When he’d hung up, Ella got comfortable on her bed and thought about bad men, black plastic tubing, and how to get the truth from somebody who didn’t even know he held it.

FIFTEEN

T
he next morning on her way to work, Ella put her mobile on loudspeaker and called Callum. ‘How was Josh? Did he say anything more after I left?’

‘Not really. Just about the fire.’ He sounded distracted.

‘Is this a bad time?’

‘I’m about to head to the surgery,’ he said. ‘Dad started Josh on some new medication, and I checked with a drug rep friend and it’s contraindicated for people with heart murmurs like Josh’s.’

‘What?’

‘I just called Aunty Tar to say don’t give Josh any more and take him to hospital as a precaution, then I rang Dad and he was really upset so I’m going across to make sure he’s okay.’

‘That’s why Josh fainted?’

‘We’re lucky that’s all he did,’ Callum said. ‘It could easily have killed him.’

‘Why would your father have prescribed it then?’

‘I guess he’s getting old and forgetful, and probably didn’t look up the details.’

Ella thought back to when she’d met Alistair McLennan at the surgery. He’d walked in tall and strong, stethoscope swinging, and his hand had gripped hers firmly.

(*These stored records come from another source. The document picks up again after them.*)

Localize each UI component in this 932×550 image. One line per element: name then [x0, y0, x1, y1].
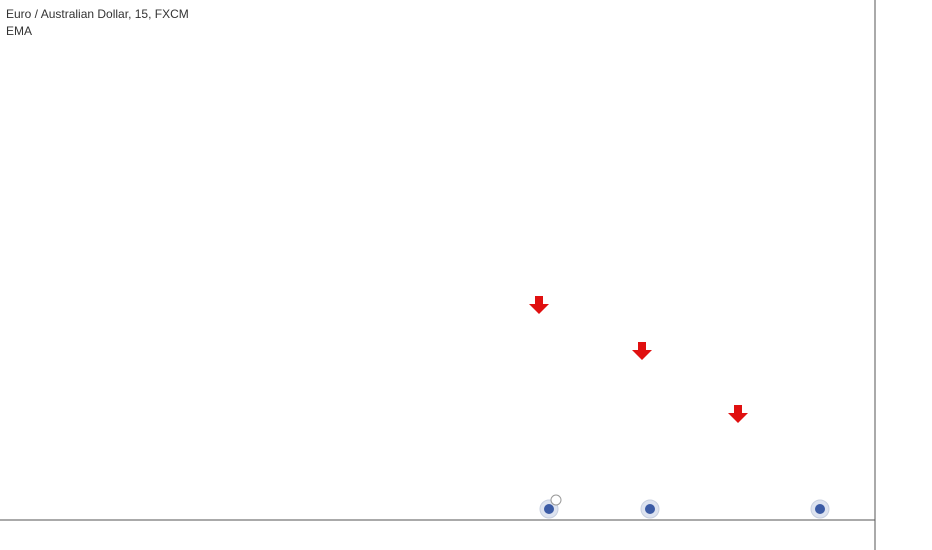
events — [539, 494, 830, 519]
event-badge — [550, 494, 562, 506]
down-arrow — [632, 342, 652, 360]
indicator-label: EMA — [6, 24, 32, 38]
event-icon-inner — [815, 504, 825, 514]
event-icon-inner — [544, 504, 554, 514]
event-icon-inner — [645, 504, 655, 514]
chart-title: Euro / Australian Dollar, 15, FXCM — [6, 7, 189, 21]
down-arrow — [728, 405, 748, 423]
arrows — [529, 296, 748, 423]
down-arrow — [529, 296, 549, 314]
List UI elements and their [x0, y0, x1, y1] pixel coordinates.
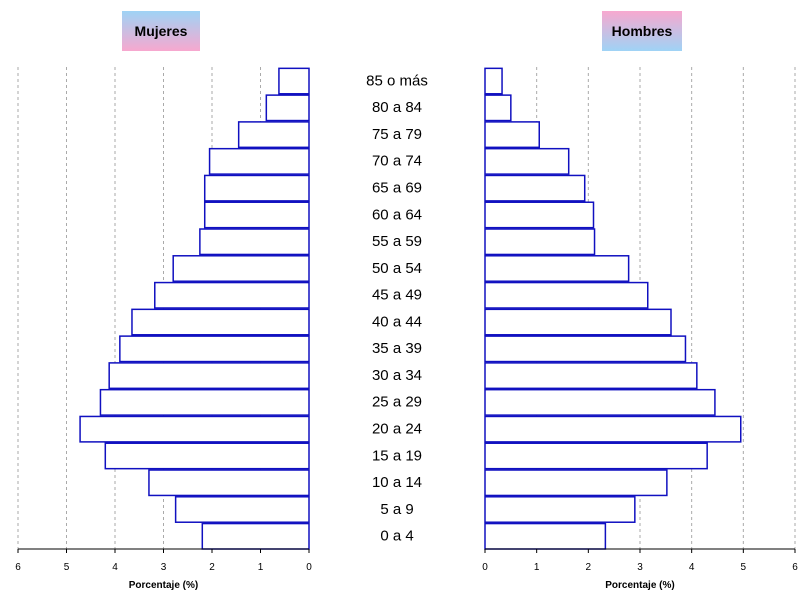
women-bar-4 [79, 415, 310, 443]
women-bars [79, 67, 310, 550]
men-tick-label: 0 [482, 562, 488, 573]
women-bar-9 [154, 281, 310, 309]
legend-women-label: Mujeres [134, 23, 188, 39]
men-bar-15 [484, 121, 540, 149]
age-label-6: 30 a 34 [372, 367, 422, 384]
women-bar-1 [174, 496, 310, 523]
women-bar-17 [278, 67, 310, 95]
women-tick-label: 3 [161, 562, 167, 573]
men-bar-4 [484, 415, 742, 443]
men-bar-17 [484, 67, 503, 95]
age-label-7: 35 a 39 [372, 340, 422, 357]
age-label-0: 0 a 4 [380, 528, 413, 545]
men-tick-label: 2 [586, 562, 592, 573]
age-label-17: 85 o más [366, 72, 428, 89]
legend-men: Hombres [602, 11, 682, 51]
women-bar-0 [201, 522, 310, 550]
women-bar-11 [199, 228, 310, 256]
age-label-2: 10 a 14 [372, 474, 422, 491]
women-bar-10 [172, 255, 310, 282]
men-x-axis: 0 1 2 3 4 5 6 Porcentaje (%) [482, 548, 798, 591]
women-bar-8 [131, 308, 310, 336]
age-label-13: 65 a 69 [372, 180, 422, 197]
age-label-12: 60 a 64 [372, 206, 422, 223]
men-axis-title: Porcentaje (%) [605, 580, 674, 591]
men-bar-16 [484, 94, 512, 122]
men-tick-label: 6 [792, 562, 798, 573]
men-bar-9 [484, 281, 649, 309]
men-tick-label: 3 [637, 562, 643, 573]
men-tick-label: 1 [534, 562, 540, 573]
men-bars [484, 67, 742, 550]
age-label-4: 20 a 24 [372, 421, 422, 438]
women-tick-label: 6 [15, 562, 21, 573]
age-label-9: 45 a 49 [372, 287, 422, 304]
men-bar-10 [484, 255, 630, 282]
age-group-labels: 0 a 4 5 a 9 10 a 14 15 a 19 20 a 24 25 a 29 30… [366, 72, 428, 544]
women-bar-3 [104, 442, 310, 470]
age-label-15: 75 a 79 [372, 126, 422, 143]
women-tick-label: 1 [258, 562, 264, 573]
women-bar-16 [265, 94, 310, 122]
women-bar-12 [203, 201, 310, 229]
women-tick-label: 0 [306, 562, 312, 573]
men-tick-label: 4 [689, 562, 695, 573]
men-bar-3 [484, 442, 708, 470]
men-bar-0 [484, 522, 607, 550]
age-label-10: 50 a 54 [372, 260, 422, 277]
legend-women: Mujeres [122, 11, 200, 51]
men-bar-14 [484, 147, 570, 175]
women-bar-13 [203, 174, 310, 202]
men-bar-5 [484, 388, 716, 416]
women-tick-label: 4 [112, 562, 118, 573]
women-bar-14 [208, 147, 310, 175]
age-label-5: 25 a 29 [372, 394, 422, 411]
men-bar-13 [484, 174, 586, 202]
men-bar-1 [484, 496, 636, 523]
men-bar-6 [484, 362, 698, 390]
age-label-14: 70 a 74 [372, 153, 422, 170]
women-bar-2 [148, 469, 310, 497]
women-tick-label: 2 [209, 562, 215, 573]
women-x-axis: 0 1 2 3 4 5 6 Porcentaje (%) [15, 548, 312, 591]
women-axis-title: Porcentaje (%) [129, 580, 198, 591]
men-bar-7 [484, 335, 687, 363]
age-label-3: 15 a 19 [372, 447, 422, 464]
age-label-16: 80 a 84 [372, 99, 422, 116]
women-tick-label: 5 [64, 562, 70, 573]
age-label-11: 55 a 59 [372, 233, 422, 250]
women-bar-15 [237, 121, 310, 149]
women-bar-6 [108, 362, 310, 390]
women-bar-5 [99, 388, 310, 416]
men-bar-8 [484, 308, 672, 336]
age-label-8: 40 a 44 [372, 313, 422, 330]
men-bar-12 [484, 201, 595, 229]
women-bar-7 [119, 335, 310, 363]
men-bar-11 [484, 228, 596, 256]
men-bar-2 [484, 469, 668, 497]
age-label-1: 5 a 9 [380, 501, 413, 518]
legend-men-label: Hombres [611, 23, 673, 39]
men-tick-label: 5 [741, 562, 747, 573]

She couldn’t imagine him doing something so clumsy and dangerous because he forgot to look up a drug, especially not when it came to his own family.

Unless . . .

. . . he hadn’t forgotten.

She screeched to a halt on the side of the road. ‘How did your dad respond when you told him?’

‘He asked about the details of the collapse last night, what Josh’s pulse and blood pressure were and what the paramedics did,’ Callum said. ‘He’d seen the fire on the news, and asked why you were there, and I told him how it seemed like maybe Josh has an idea who the bad man is and hopefully the case would be solved soon. Then he said he had to go. He didn’t sound good, which is why I’m heading over there.’